O que me interessa sublinhar nesta mulher que inventou a Mátria e a Frátria, como valores superlativos do comportamento humano, que representou a cultura e a literatura portuguesa mundo fora, é que até ao fim dos seus dias interveio como “um general sem medo” na defesa de causas: a defesa do património, dos direitos de autor e direitos humanos, integrou movimentos humanitários pela paz, abraçando justas causas como a da libertação da Palestina.

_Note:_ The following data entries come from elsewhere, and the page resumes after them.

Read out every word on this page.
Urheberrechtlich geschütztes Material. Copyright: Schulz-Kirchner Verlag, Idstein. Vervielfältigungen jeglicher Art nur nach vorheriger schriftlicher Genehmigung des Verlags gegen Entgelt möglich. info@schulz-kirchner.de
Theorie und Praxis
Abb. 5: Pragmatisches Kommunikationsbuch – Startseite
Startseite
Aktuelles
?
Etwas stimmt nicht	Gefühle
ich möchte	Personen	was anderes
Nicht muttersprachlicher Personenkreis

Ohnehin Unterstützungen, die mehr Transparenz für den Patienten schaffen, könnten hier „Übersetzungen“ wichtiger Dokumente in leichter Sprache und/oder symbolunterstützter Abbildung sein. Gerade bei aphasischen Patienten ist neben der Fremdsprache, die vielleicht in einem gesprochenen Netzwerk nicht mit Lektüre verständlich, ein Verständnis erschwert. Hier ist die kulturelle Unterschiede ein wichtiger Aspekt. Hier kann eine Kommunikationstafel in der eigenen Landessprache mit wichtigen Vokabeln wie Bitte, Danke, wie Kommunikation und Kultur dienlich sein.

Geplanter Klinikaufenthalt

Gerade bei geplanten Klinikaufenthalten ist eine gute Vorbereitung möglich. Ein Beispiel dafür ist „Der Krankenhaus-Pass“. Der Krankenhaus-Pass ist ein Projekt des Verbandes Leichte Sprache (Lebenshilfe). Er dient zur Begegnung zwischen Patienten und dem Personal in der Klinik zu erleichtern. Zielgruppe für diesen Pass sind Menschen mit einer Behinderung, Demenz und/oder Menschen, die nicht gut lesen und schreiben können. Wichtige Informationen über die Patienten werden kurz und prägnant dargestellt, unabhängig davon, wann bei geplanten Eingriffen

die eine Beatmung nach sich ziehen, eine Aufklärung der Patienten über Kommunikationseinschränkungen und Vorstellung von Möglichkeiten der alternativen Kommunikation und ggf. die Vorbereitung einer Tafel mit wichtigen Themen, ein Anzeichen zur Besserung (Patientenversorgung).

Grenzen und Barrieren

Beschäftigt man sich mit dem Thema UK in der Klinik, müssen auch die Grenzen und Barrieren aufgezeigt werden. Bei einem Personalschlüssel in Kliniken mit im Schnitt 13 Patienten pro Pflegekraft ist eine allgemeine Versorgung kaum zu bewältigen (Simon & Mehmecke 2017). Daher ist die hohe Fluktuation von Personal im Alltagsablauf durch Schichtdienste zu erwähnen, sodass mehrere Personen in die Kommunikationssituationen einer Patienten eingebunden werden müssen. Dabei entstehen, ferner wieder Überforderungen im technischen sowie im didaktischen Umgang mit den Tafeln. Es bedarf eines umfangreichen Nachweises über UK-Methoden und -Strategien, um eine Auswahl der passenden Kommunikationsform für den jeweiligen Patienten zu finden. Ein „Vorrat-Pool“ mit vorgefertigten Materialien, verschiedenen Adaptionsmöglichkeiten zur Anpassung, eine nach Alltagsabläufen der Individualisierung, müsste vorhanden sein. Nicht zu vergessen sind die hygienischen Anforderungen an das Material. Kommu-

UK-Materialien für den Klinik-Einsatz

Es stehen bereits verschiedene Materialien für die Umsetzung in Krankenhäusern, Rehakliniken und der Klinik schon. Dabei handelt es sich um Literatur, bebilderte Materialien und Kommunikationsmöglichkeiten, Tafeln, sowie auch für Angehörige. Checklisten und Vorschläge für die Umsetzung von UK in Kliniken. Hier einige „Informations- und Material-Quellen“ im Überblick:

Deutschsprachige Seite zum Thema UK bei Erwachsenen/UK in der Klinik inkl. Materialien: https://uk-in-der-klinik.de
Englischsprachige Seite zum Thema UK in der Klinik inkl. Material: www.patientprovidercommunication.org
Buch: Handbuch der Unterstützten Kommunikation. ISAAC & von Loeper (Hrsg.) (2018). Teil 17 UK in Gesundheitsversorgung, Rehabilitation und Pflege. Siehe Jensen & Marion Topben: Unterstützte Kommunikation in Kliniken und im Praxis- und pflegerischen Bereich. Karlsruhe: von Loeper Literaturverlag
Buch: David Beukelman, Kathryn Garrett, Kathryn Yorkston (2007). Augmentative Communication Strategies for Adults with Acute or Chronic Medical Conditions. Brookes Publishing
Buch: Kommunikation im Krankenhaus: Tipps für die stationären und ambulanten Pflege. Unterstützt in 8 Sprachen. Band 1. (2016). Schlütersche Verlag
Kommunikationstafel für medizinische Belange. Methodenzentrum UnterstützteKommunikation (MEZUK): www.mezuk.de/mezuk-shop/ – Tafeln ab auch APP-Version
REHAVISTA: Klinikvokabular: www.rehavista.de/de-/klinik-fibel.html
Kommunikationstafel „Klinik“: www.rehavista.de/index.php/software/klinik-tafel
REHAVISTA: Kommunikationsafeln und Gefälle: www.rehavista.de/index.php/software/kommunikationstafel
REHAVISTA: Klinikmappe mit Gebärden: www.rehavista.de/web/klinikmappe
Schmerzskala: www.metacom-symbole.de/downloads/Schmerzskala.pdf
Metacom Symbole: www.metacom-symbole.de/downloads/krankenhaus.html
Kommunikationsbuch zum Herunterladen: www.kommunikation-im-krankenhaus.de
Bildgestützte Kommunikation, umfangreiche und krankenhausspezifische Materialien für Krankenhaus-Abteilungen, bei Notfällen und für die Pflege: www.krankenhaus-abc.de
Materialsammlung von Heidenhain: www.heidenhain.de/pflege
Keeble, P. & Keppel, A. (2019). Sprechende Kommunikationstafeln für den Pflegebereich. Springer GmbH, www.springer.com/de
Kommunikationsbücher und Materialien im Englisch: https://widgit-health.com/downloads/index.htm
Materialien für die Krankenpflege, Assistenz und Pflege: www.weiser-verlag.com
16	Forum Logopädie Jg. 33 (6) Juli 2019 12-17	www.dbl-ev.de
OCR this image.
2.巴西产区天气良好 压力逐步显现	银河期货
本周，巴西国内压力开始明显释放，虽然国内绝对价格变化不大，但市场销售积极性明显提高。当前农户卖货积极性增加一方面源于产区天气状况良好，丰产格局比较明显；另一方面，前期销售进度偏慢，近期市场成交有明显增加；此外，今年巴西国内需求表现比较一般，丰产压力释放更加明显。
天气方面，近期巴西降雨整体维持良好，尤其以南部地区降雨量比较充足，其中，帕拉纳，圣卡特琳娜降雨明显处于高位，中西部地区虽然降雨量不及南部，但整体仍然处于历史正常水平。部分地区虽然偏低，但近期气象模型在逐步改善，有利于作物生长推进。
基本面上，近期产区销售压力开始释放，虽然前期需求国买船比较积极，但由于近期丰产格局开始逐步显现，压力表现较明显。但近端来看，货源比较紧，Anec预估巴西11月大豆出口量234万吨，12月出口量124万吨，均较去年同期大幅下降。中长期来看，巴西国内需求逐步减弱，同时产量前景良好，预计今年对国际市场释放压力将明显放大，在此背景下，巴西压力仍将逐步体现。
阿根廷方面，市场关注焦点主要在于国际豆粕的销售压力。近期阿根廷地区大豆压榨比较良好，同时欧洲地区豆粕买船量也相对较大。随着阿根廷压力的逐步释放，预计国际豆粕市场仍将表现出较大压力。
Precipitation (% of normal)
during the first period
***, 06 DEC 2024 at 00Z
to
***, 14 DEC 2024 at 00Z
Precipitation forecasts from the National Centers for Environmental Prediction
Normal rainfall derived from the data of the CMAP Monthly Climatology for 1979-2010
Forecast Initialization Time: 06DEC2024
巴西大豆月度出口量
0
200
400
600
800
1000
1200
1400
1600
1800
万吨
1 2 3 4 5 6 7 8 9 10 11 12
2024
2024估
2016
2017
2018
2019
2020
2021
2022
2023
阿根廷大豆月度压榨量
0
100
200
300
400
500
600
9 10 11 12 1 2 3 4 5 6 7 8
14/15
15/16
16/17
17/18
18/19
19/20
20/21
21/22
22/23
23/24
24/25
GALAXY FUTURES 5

Já muito só, e doente, fundou com José Saramago, Urbano Tavares Rodrigues e Manuel da Fonseca, um ano antes de morrer, a Frente Nacional para a Defesa da Cultura.

De tudo o que pude fazer para encontrar a minha Natália nestes anos em que trabalhei, para além da coincidência de ambas sermos afastadas de São Miguel, muito cedo, e de termos vivido um dos momentos mais importantes da vida política das História Recente de Portugal, o 25 de Abril de 1974, só consegui reter uma ténue marca: a cicatriz de Natália que ma acompanhará toda a vida. Obrigada Natália.